Support for Students with Mental and/or Physical Health Concerns
Students with social, emotional, behavioral, or medical difficulties sometimes struggle to fully participate in and engage with the college community. The College has numerous resources available to assist students with mental and/or physical health issues.
- The Personal Counseling Center provides students with individual counseling for a range of personal, developmental, and psychological issues, and also assists students in exploring problematic academic concerns such as memory, concentration, perfectionism, procrastination, and conflict resolution. Visit the Personal Counseling Center website to learn more or make an appointment.
- The Student Health Center provides comprehensive and confidential physical and mental health services. Visit the Student Health Center website to learn more or make an appointment.
- Faculty members, staff members, and students can share mental or physical health concerns about a student with the campus CARE team, an interdepartmental intervention and support team. Learn more below.
The CARE Team – Campus Assessment, Response & Evaluation
Early Intervention and Support for Students of Concern
The CARE Team is an interdepartmental intervention & support team for students with concerning behavior. The team is led by the Dean of Students Office, and is comprised of staff from Residence Life, Academic Affairs, Personal Counseling, Student Health Services, the Chaplain’s Office, Public Safety, and Community Standards.
Friends, faculty, and staff frequently observe signs of students/friends/roommates/teammates in distress. You can play an important role by identifying students in distress and helping them to receive the assistance they need. While it’s not always easy, each one of us, as a member of the Friar Family, has a responsibility to care for and speak up for each other in times of need.

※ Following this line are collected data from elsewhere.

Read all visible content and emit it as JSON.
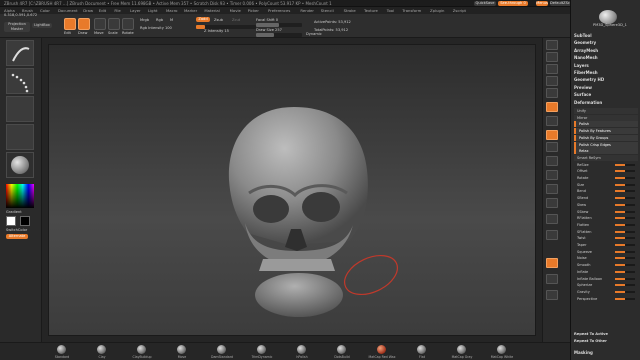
{
  "titlebar": {
    "title": "ZBrush 4R7  [C:\\ZBRUSH 4R7 ...]   ZBrush Document    • Free Mem 11.698GB • Active Mem 357 • Scratch Disk 93 • Timer 0.006 • PolyCount 53.917 KP • MeshCount 1",
    "quicksave": "QuickSave",
    "seethrough": "See-through 0",
    "menus": "Menus",
    "default_script": "DefaultZScript"
  },
  "menubar": [
    "Alpha",
    "Brush",
    "Color",
    "Document",
    "Draw",
    "Edit",
    "File",
    "Layer",
    "Light",
    "Macro",
    "Marker",
    "Material",
    "Movie",
    "Picker",
    "Preferences",
    "Render",
    "Stencil",
    "Stroke",
    "Texture",
    "Tool",
    "Transform",
    "Zplugin",
    "Zscript"
  ],
  "coords": "0.318,0.591,0.672",
  "toolbar": {
    "projection_master": "Projection Master",
    "lightbox": "LightBox",
    "buttons": [
      "Edit",
      "Draw",
      "Move",
      "Scale",
      "Rotate"
    ],
    "mrgb": "Mrgb",
    "rgb": "Rgb",
    "m": "M",
    "zadd": "Zadd",
    "zsub": "Zsub",
    "zcut": "Zcut",
    "rgb_intensity_label": "Rgb Intensity 100",
    "z_intensity_label": "Z Intensity 15",
    "focal_shift_label": "Focal Shift 0",
    "draw_size_label": "Draw Size 257",
    "active_points": "ActivePoints: 53,912",
    "total_points": "TotalPoints: 53,912",
    "dynamic": "Dynamic"
  },
  "leftshelf": {
    "gradient_label": "Gradient",
    "switchcolor_label": "SwitchColor",
    "alternate_label": "Alternate"
  },
  "rightshelf": [
    "BPR",
    "SPix 3",
    "Scroll",
    "Zoom",
    "Actual",
    "AAHalf",
    "Persp",
    "Floor",
    "L.Sym",
    "XYZ",
    "Frame",
    "Move",
    "Scale",
    "Rotate",
    "Line Fill",
    "PolyF",
    "Transp",
    "Solo",
    "Xpose"
  ],
  "tray": {
    "tool_name": "PM3D_Sphere3D_1",
    "sections": [
      "SubTool",
      "Geometry",
      "ArrayMesh",
      "NanoMesh",
      "Layers",
      "FiberMesh",
      "Geometry HD",
      "Preview",
      "Surface",
      "Deformation"
    ],
    "deform_items": [
      {
        "label": "Unify",
        "type": "head"
      },
      {
        "label": "Mirror",
        "type": "head"
      },
      {
        "label": "Polish",
        "type": "orange",
        "value": 0.0
      },
      {
        "label": "Polish By Features",
        "type": "orange",
        "value": 0.0
      },
      {
        "label": "Polish By Groups",
        "type": "orange",
        "value": 0.0
      },
      {
        "label": "Polish Crisp Edges",
        "type": "orange",
        "value": 0.0
      },
      {
        "label": "Relax",
        "type": "orange",
        "value": 0.0
      },
      {
        "label": "Smart ReSym",
        "type": "head"
      },
      {
        "label": "ReSize",
        "type": "row",
        "value": 0.5
      },
      {
        "label": "Offset",
        "type": "row",
        "value": 0.5
      },
      {
        "label": "Rotate",
        "type": "row",
        "value": 0.5
      },
      {
        "label": "Size",
        "type": "row",
        "value": 0.5
      },
      {
        "label": "Bend",
        "type": "row",
        "value": 0.5
      },
      {
        "label": "SBend",
        "type": "row",
        "value": 0.5
      },
      {
        "label": "Skew",
        "type": "row",
        "value": 0.5
      },
      {
        "label": "SSkew",
        "type": "row",
        "value": 0.5
      },
      {
        "label": "RFlatten",
        "type": "row",
        "value": 0.5
      },
      {
        "label": "Flatten",
        "type": "row",
        "value": 0.5
      },
      {
        "label": "SFlatten",
        "type": "row",
        "value": 0.5
      },
      {
        "label": "Twist",
        "type": "row",
        "value": 0.5
      },
      {
        "label": "Taper",
        "type": "row",
        "value": 0.5
      },
      {
        "label": "Squeeze",
        "type": "row",
        "value": 0.5
      },
      {
        "label": "Noise",
        "type": "row",
        "value": 0.5
      },
      {
        "label": "Smooth",
        "type": "row",
        "value": 0.5
      },
      {
        "label": "Inflate",
        "type": "row",
        "value": 0.5
      },
      {
        "label": "Inflate Balloon",
        "type": "row",
        "value": 0.5
      },
      {
        "label": "Spherize",
        "type": "row",
        "value": 0.5
      },
      {
        "label": "Gravity",
        "type": "row",
        "value": 0.5
      },
      {
        "label": "Perspective",
        "type": "row",
        "value": 0.5
      }
    ],
    "repeat_active": "Repeat To Active",
    "repeat_other": "Repeat To Other",
    "masking": "Masking"
  },
  "bottomshelf": [
    "Standard",
    "Clay",
    "ClayBuildup",
    "Move",
    "DamStandard",
    "TrimDynamic",
    "hPolish",
    "DotsBuild",
    "MatCap Red Wax",
    "Flat",
    "MatCap Gray",
    "MatCap White"
  ],
  "colors": {
    "accent": "#e87a2a",
    "bg": "#2b2b2b"
  }
}
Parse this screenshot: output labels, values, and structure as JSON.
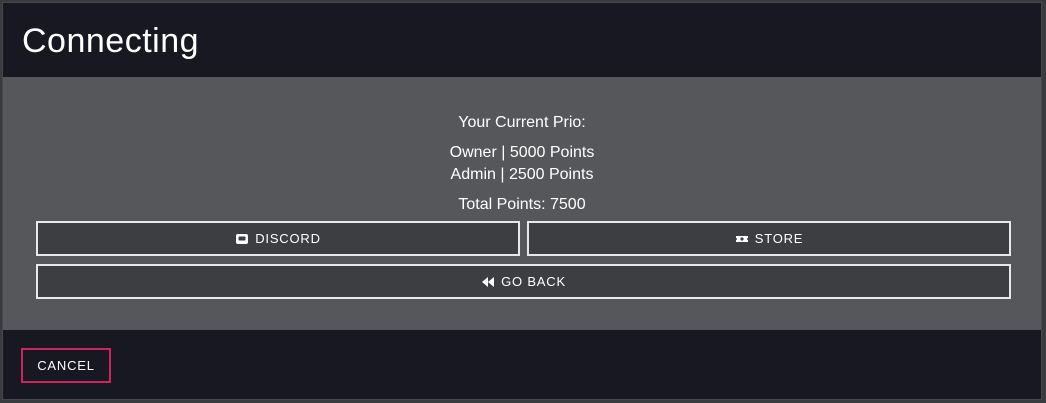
{
  "modal": {
    "title": "Connecting"
  },
  "prio": {
    "heading": "Your Current Prio:",
    "entries": [
      "Owner | 5000 Points",
      "Admin | 2500 Points"
    ],
    "total": "Total Points: 7500"
  },
  "buttons": {
    "discord": "DISCORD",
    "store": "STORE",
    "go_back": "GO BACK",
    "cancel": "CANCEL"
  },
  "icons": {
    "discord": "discord-icon",
    "store": "ticket-icon",
    "go_back": "rewind-icon"
  },
  "colors": {
    "header_bg": "#171822",
    "body_bg": "#55575a",
    "button_bg": "#3d3e42",
    "cancel_border": "#d0245e"
  }
}
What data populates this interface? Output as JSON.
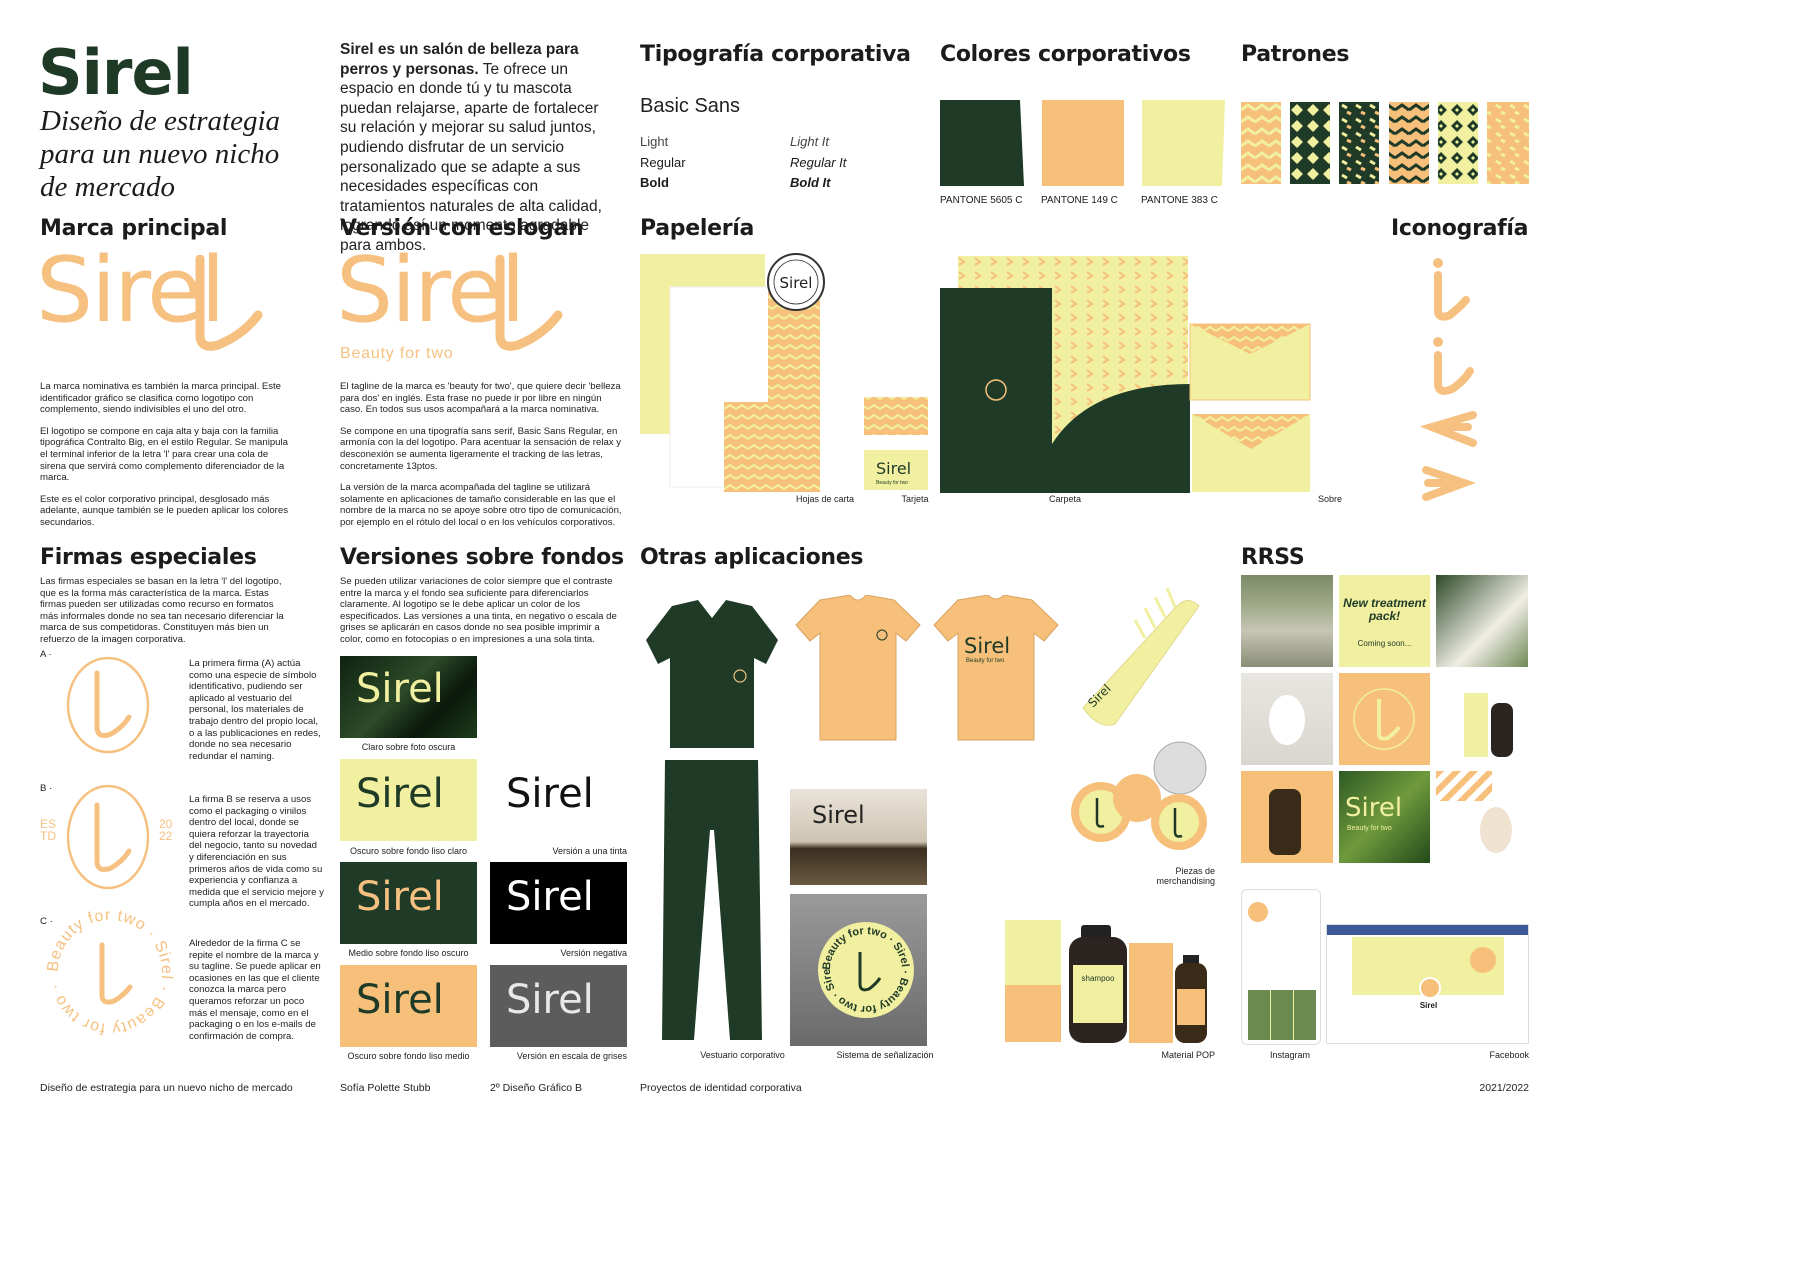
{
  "header": {
    "brand": "Sirel",
    "subtitle_lines": [
      "Diseño de estrategia",
      "para un nuevo nicho",
      "de mercado"
    ],
    "intro_bold": "Sirel es un salón de belleza para perros y personas.",
    "intro_rest": " Te ofrece un espacio en donde tú y tu mascota puedan relajarse, aparte de fortalecer su relación y mejorar su salud juntos, pudiendo disfrutar de un servicio personalizado que se adapte a sus necesidades específicas con tratamientos naturales de alta calidad, logrando así un momento agradable para ambos."
  },
  "typography": {
    "title": "Tipografía corporativa",
    "font_name": "Basic Sans",
    "weights": [
      "Light",
      "Regular",
      "Bold"
    ],
    "italics": [
      "Light It",
      "Regular It",
      "Bold It"
    ]
  },
  "colors": {
    "title": "Colores corporativos",
    "items": [
      {
        "label": "PANTONE 5605 C",
        "hex": "#1f3a27"
      },
      {
        "label": "PANTONE 149 C",
        "hex": "#f6c07b"
      },
      {
        "label": "PANTONE 383 C",
        "hex": "#f1efa0"
      }
    ]
  },
  "patterns": {
    "title": "Patrones"
  },
  "marca": {
    "title": "Marca principal",
    "logo": "Sirel",
    "paragraphs": [
      "La marca nominativa es también la marca principal. Este identificador gráfico se clasifica como logotipo con complemento, siendo indivisibles el uno del otro.",
      "El logotipo se compone en caja alta y baja con la familia tipográfica Contralto Big, en el estilo Regular. Se manipula el terminal inferior de la letra 'l' para crear una cola de sirena que servirá como complemento diferenciador de la marca.",
      "Este es el color corporativo principal, desglosado más adelante, aunque también se le pueden aplicar los colores secundarios."
    ]
  },
  "eslogan": {
    "title": "Versión con eslogan",
    "logo": "Sirel",
    "tagline": "Beauty for two",
    "paragraphs": [
      "El tagline de la marca es 'beauty for two', que quiere decir 'belleza para dos' en inglés. Esta frase no puede ir por libre en ningún caso. En todos sus usos acompañará a la marca nominativa.",
      "Se compone en una tipografía sans serif, Basic Sans Regular, en armonía con la del logotipo. Para acentuar la sensación de relax y desconexión se aumenta ligeramente el tracking de las letras, concretamente 13ptos.",
      "La versión de la marca acompañada del tagline se utilizará solamente en aplicaciones de tamaño considerable en las que el nombre de la marca no se apoye sobre otro tipo de comunicación, por ejemplo en el rótulo del local o en los vehículos corporativos."
    ]
  },
  "papeleria": {
    "title": "Papelería",
    "captions": [
      "Hojas de carta",
      "Tarjeta",
      "Carpeta",
      "Sobre"
    ],
    "card_logo": "Sirel",
    "card_tagline": "Beauty for two",
    "stamp_text": "Sirel"
  },
  "iconografia": {
    "title": "Iconografía"
  },
  "firmas": {
    "title": "Firmas especiales",
    "intro": "Las firmas especiales se basan en la letra 'l' del logotipo, que es la forma más característica de la marca. Estas firmas pueden ser utilizadas como recurso en formatos más informales donde no sea tan necesario diferenciar la marca de sus competidoras. Constituyen más bien un refuerzo de la imagen corporativa.",
    "items": [
      {
        "label": "A ·",
        "text": "La primera firma (A) actúa como una especie de símbolo identificativo, pudiendo ser aplicado al vestuario del personal, los materiales de trabajo dentro del propio local, o a las publicaciones en redes, donde no sea necesario redundar el naming."
      },
      {
        "label": "B ·",
        "text": "La firma B se reserva a usos como el packaging o vinilos dentro del local, donde se quiera reforzar la trayectoria del negocio, tanto su novedad y diferenciación en sus primeros años de vida como su experiencia y confianza a medida que el servicio mejore y cumpla años en el mercado."
      },
      {
        "label": "C ·",
        "text": "Alrededor de la firma C se repite el nombre de la marca y su tagline. Se puede aplicar en ocasiones en las que el cliente conozca la marca pero queramos reforzar un poco más el mensaje, como en el packaging o en los e-mails de confirmación de compra."
      }
    ],
    "estd_left": [
      "ES",
      "TD"
    ],
    "estd_right": [
      "20",
      "22"
    ],
    "ring_text": "Beauty for two · Sirel · Beauty for two · Sirel ·"
  },
  "fondos": {
    "title": "Versiones sobre fondos",
    "intro": "Se pueden utilizar variaciones de color siempre que el contraste entre la marca y el fondo sea suficiente para diferenciarlos claramente. Al logotipo se le debe aplicar un color de los especificados. Las versiones a una tinta, en negativo o escala de grises se aplicarán en casos donde no sea posible imprimir a color, como en fotocopias o en impresiones a una sola tinta.",
    "logo": "Sirel",
    "captions": [
      "Claro sobre foto oscura",
      "Oscuro sobre fondo liso claro",
      "Versión a una tinta",
      "Medio sobre fondo liso oscuro",
      "Versión negativa",
      "Oscuro sobre fondo liso medio",
      "Versión en escala de grises"
    ]
  },
  "otras": {
    "title": "Otras aplicaciones",
    "captions": [
      "Vestuario corporativo",
      "Sistema de señalización",
      "Piezas de merchandising",
      "Material POP"
    ],
    "shirt_logo": "Sirel",
    "shirt_tagline": "Beauty for two",
    "store_logo": "Sirel",
    "sign_ring": "Beauty for two · Sirel · Beauty for two · Sirel ·",
    "comb_logo": "Sirel",
    "bottle_label": "shampoo"
  },
  "rrss": {
    "title": "RRSS",
    "post_title": "New treatment pack!",
    "post_sub": "Coming soon...",
    "post_logo": "Sirel",
    "post_tagline": "Beauty for two",
    "fb_name": "Sirel",
    "captions": [
      "Instagram",
      "Facebook"
    ]
  },
  "footer": {
    "left": "Diseño de estrategia para un nuevo nicho de mercado",
    "author": "Sofía Polette Stubb",
    "course": "2º Diseño Gráfico B",
    "project": "Proyectos de identidad corporativa",
    "year": "2021/2022"
  }
}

Who Are Students of Concern?
Students of concern are students with social, emotional, behavioral or medical difficulties, or life stressors that are affecting their ability to fully participate in the academic community. In many cases of student distress, faculty and staff can provide adequate help through empathetic listening, facilitating open discussion of problems, instilling hope, conveying acceptance, giving reassurance, and offering basic, as opposed to expert, advice.